Tuntutan ini disampaikan saat perwakilan buruh menggelar audiensi di Kantor DPRD DIY, Kota Jogja. Koordinator MPBI DIY, Irsyad Ade Irawan mengatakan, dengan skema subsidi pemerintah, cicilan oleh buruh nantinya diharapkan di angka Rp 300 ribu hingga Rp 500 ribu per bulannya.
"Jangka waktunya sekira harga rumah di angka Rp 500 juta sampai Rp 700 juta. Jadi misalnya Rp 700 juta dibagi menjadi Rp 500 ribu per bulan atau bisa disubsidi sehingga harga rumahnya bisa lebih murah lagi," jelas saat ditemui di Kantor DPRD DIY, Selasa (21/5/2024).
SCROLL TO CONTINUE WITH CONTENT
Irsyad menegaskan tuntutan ini telah melalui kajian MPBI. Termasuk telah melakukan survei KHL berlandaskan acuan Permenaker dan UU Nomor 13 Tahun 2013. Yakni kebutuhan para buruh meliputi sandang, pangan, papan, rekreasi, dan pendidikan.
"Skemanya kredit, jadi beli rumah bukan tinggal di rumah susun tapi punya rumah. Rumah tapak hak milik angsurannya sebesar Rp 300 ribu sampai Rp 500 ribu," katanya.

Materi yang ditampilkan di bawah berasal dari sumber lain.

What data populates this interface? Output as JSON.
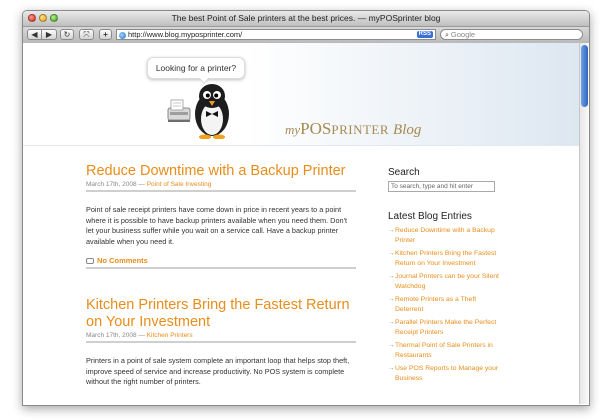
{
  "window": {
    "title": "The best Point of Sale printers at the best prices. — myPOSprinter blog"
  },
  "toolbar": {
    "back_glyph": "◀",
    "forward_glyph": "▶",
    "reload_glyph": "↻",
    "snapback_glyph": "⤧",
    "add_bookmark_glyph": "+",
    "url": "http://www.blog.myposprinter.com/",
    "rss_label": "RSS",
    "search_placeholder": "Google"
  },
  "header": {
    "bubble_text": "Looking for a printer?",
    "brand_my": "my",
    "brand_pos": "POS",
    "brand_printer": "PRINTER",
    "brand_blog": "Blog"
  },
  "posts": [
    {
      "title": "Reduce Downtime with a Backup Printer",
      "date": "March 17th, 2008 —",
      "category": "Point of Sale Investing",
      "body": "Point of sale receipt printers have come down in price in recent years to a point where it is possible to have backup printers available when you need them. Don't let your business suffer while you wait on a service call. Have a backup printer available when you need it.",
      "comments": "No Comments"
    },
    {
      "title": "Kitchen Printers Bring the Fastest Return on Your Investment",
      "date": "March 17th, 2008 —",
      "category": "Kitchen Printers",
      "body": "Printers in a point of sale system complete an important loop that helps stop theft, improve speed of service and increase productivity. No POS system is complete without the right number of printers."
    }
  ],
  "sidebar": {
    "search_heading": "Search",
    "search_placeholder": "To search, type and hit enter",
    "latest_heading": "Latest Blog Entries",
    "entries": [
      "Reduce Downtime with a Backup Printer",
      "Kitchen Printers Bring the Fastest Return on Your Investment",
      "Journal Printers can be your Silent Watchdog",
      "Remote Printers as a Theft Deterrent",
      "Parallel Printers Make the Perfect Receipt Printers",
      "Thermal Point of Sale Printers in Restaurants",
      "Use POS Reports to Manage your Business"
    ]
  },
  "colors": {
    "accent": "#e88d1a",
    "brand": "#a58a52"
  }
}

Minta Pemanfaatan Sultan Ground dan Pakualaman Ground
Irsyad mengusulkan agar tanah berstatus Sultan Ground (SG) dan Pakualaman Ground (PAG) turut andil. Dalam artian, tanah-tanah ini yang nantinya didirikan menjadi perumahan bagi para buruh. Namun di sisi lain, dia juga meminta agar rumah-rumah tersebut nantinya berstatus hak milik atau SHM.

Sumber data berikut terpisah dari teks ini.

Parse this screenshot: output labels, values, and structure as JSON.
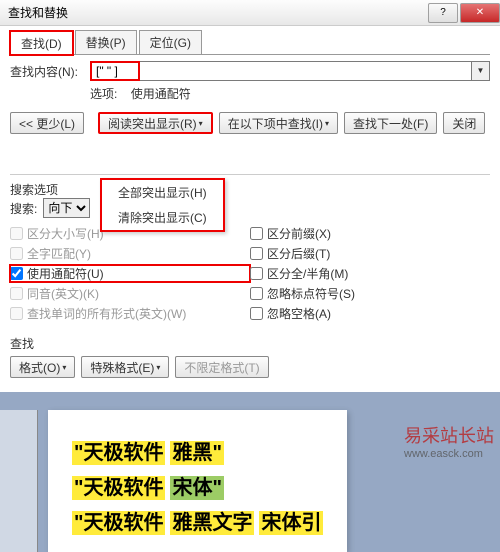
{
  "title": "查找和替换",
  "tabs": {
    "find": "查找(D)",
    "replace": "替换(P)",
    "goto": "定位(G)"
  },
  "find": {
    "label": "查找内容(N):",
    "value": "[\" \" ]",
    "options_label": "选项:",
    "options_value": "使用通配符"
  },
  "buttons": {
    "less": "<< 更少(L)",
    "highlight": "阅读突出显示(R)",
    "findin": "在以下项中查找(I)",
    "findnext": "查找下一处(F)",
    "cancel": "关闭",
    "format": "格式(O)",
    "special": "特殊格式(E)",
    "noformat": "不限定格式(T)"
  },
  "menu": {
    "all": "全部突出显示(H)",
    "clear": "清除突出显示(C)"
  },
  "opts": {
    "header": "搜索选项",
    "search_label": "搜索:",
    "direction": "向下",
    "matchcase": "区分大小写(H)",
    "wholeword": "全字匹配(Y)",
    "wildcards": "使用通配符(U)",
    "soundslike": "同音(英文)(K)",
    "wordforms": "查找单词的所有形式(英文)(W)",
    "prefix": "区分前缀(X)",
    "suffix": "区分后缀(T)",
    "fullhalf": "区分全/半角(M)",
    "ignorepunct": "忽略标点符号(S)",
    "ignorespace": "忽略空格(A)"
  },
  "bottom_label": "查找",
  "doc": {
    "l1a": "\"天极软件",
    "l1b": "雅黑\"",
    "l2a": "\"天极软件",
    "l2b": "宋体\"",
    "l3a": "\"天极软件",
    "l3b": "雅黑文字",
    "l3c": "宋体引"
  },
  "wm": {
    "text": "易采站长站",
    "url": "www.easck.com"
  }
}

Terkait pemanfaatan SG dan PAG, menurutnya paling realistis. Ini karena keberadaan tanah milik Keraton Jogja dan Pakualaman tersebar di DIY. Mayoritas, disebutnya, juga masih berupa lahan dan belum berdiri bangunan.
"Tanahnya harus ada harganya harus murah dan kemudian di mana tanahnya dan di mana harganya seperti apa merupakan tugas pemerintah. Kemudian kalau menurut kami tanah yang murah dan bisa diakses adalah tanah Sultan Ground dan Pakualaman Ground," ujarnya.
Tak hanya rumah untuk buruh, MPBI juga menuntut adanya revisi upah minimum 2024. Acuannya adalah kajian KHL di wilayah DIY. Bahwa standar kebutuhan hidup layak bagi para buruh berada di kisaran Rp 3,5 juta hingga Rp 4 juta.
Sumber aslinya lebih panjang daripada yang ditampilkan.